Understanding Formal Math: Explaining Turing Machines in Simple Terms

[samh]

PLEASE help me understand this paper! (Formal math stuff)

Right now in my class we're being given a short introduction to theoretical CS. We're learning not from a book but from our teacher's Ph.D. thesis! The thesis is HEAVY on formal math and I can't follow it... I've been trying for DAYS and have spent many, many hours reading around but it's not making sense. I'm officially desperate now and so I've come here to ask if I could possibly get some help from you guys.

Here's the part I'm stuck on, it's about Turing machines:

http://img105.imageshack.us/img105/5915/help27ib.th.jpg

I've been reading a lot and I now understand the distinction between an Urelement and natural numbers as defined with sets (with the axiom of infinity). It's the rest of the paper that I don't get. If any of you could explain to me what the paper is saying possibly with some examples (especially of the Sq thing) then I would be very greatful. If you're pressed for time then here are the parts I'm most confused about:

• What does the Sq_(w)(A) thing mean?? If A is, say, { a, b, c }, then what would Sq_(w)(A) be? Can you lay it out for me (i.e. write out the elements of the set in set notation { ... })?
• In the definition part, when it says "Let A be a set, u, v in Sq_(w)(A)" what does that really mean? If something is an element of Sq_(w)(A) then what does it look like?

 

[StatusX]

Aⁿ is the set of all n-tuples of elements of A, ie, ordered sets of n elements from A. For example, if A=R, the set of real numbers, then Rⁿ is just n-dimensional Euclidean space (you're probably familiar with this as a vector space, although here it is just a set, with no extra structure). For example, (1,2,6) is an element of R³.

Sq_(w)(A) is the union of the Aⁿ for n=0,1,2,... In other words, it is the set of lists of elements of A of any finite length. (1), (1,2,3), and (12,12,12,12,12) are all elements of Sq_(w)(R).

 

[AKG]

No, ⁿA is the set of lists of elements of A of size n, Aⁿ is the set of functions from n = {0, 1, ..., n-1} to A. Of course, there is a natural bijection between the two, but ⁿA never really comes up on that page, except when it is defined. Sq_(w)(A) is the union of all Aⁿ, so it is the set of all functions from a natural number to A. If u, v are in Sq_(w)(A), then u and v are functions, each whose domain is a natural number (although u and v need not have the same domain) and both of whose codomain is A.

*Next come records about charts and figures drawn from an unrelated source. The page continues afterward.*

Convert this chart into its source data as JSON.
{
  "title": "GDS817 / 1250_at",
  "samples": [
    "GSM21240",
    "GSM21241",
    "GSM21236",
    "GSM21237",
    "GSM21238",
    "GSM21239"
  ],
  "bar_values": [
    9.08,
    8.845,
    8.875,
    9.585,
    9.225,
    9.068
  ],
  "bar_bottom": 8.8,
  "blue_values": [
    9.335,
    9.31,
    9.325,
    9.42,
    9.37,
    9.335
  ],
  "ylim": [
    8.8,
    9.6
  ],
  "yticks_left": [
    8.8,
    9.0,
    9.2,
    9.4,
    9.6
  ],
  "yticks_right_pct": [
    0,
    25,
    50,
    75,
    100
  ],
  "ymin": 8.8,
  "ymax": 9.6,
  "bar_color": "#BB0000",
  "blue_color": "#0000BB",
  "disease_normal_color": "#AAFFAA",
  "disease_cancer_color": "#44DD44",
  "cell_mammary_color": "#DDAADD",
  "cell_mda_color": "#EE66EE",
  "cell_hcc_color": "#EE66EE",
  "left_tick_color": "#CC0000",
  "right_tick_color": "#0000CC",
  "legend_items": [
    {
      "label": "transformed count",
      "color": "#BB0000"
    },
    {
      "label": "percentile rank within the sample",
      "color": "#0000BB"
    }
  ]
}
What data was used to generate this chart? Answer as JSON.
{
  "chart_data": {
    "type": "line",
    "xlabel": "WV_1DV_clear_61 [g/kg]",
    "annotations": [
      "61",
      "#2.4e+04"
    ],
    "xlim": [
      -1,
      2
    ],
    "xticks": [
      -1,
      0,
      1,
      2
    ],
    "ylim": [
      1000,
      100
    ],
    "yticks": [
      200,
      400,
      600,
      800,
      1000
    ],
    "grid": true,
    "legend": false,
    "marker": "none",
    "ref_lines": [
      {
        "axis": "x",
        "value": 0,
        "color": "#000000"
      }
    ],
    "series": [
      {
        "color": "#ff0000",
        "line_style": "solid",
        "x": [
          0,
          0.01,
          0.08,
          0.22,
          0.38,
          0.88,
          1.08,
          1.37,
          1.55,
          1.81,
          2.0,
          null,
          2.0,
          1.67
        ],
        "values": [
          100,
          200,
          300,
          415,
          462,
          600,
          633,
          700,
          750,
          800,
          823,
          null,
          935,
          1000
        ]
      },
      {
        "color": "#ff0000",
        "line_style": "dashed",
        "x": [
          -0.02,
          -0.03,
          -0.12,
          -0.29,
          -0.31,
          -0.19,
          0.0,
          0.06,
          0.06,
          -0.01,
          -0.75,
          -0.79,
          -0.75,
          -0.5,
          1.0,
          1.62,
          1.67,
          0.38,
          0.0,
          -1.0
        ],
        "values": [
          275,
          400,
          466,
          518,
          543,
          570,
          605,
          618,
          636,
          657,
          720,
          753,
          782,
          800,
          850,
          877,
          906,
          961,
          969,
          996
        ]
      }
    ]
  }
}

So if A is {a,b,c}, and u is an element in Sq_(w)(A), then u is a function u : n -> A where n is some natural number. If n were 5, say, then u could be the function defined by:

u(0) = u(1) = u(2) = u(4) = c; u(3) = b

In general, a function from X to Y can be written as a set of ordered pairs, where for each x in X, there is a unique y in Y such that (x,y) is in this function. For example, the squaring function on the reals is the set:

{(x,x²) | x in R}

So the function u above could be written as:

u = {(0,c), (1,c), (3,b), (3,b), (2,c), (4,c)}

Note that the repetition of (3,b) has no significance, nor does the order of the elements of u, so u could have been written as you'd expect to see it:

u = {(0,c), (1,c), (2,c), (3,b), (4,c)}

 

[samh]

Sq_(w)(A) is the union of the Aⁿ for n=0,1,2,...

Sq_(w)(A) is the union of all A_n, so it is the set of all functions from a natural number to A.

I don't get it... The paper says ⁿA but StatusX is saying Aⁿ and AKG is saying A_n. Is there something I'm missing?

Edit:

I see now! AKG what you're saying is now making sense to me. Sq_(w)(A) is an infinite set of functions. Therefore u and v being members of Sq_(w)(A) means that they themselves are functions too, and that set of ordered pairs is actually a function specification. And now I see what they mean by u(0) since u is actually a function. After all this time it finally makes sense... Thanks guys.

 

[AKG]

Sorry, A_n was a typo, I meant Aⁿ. Anyways, it seems like you understand it now.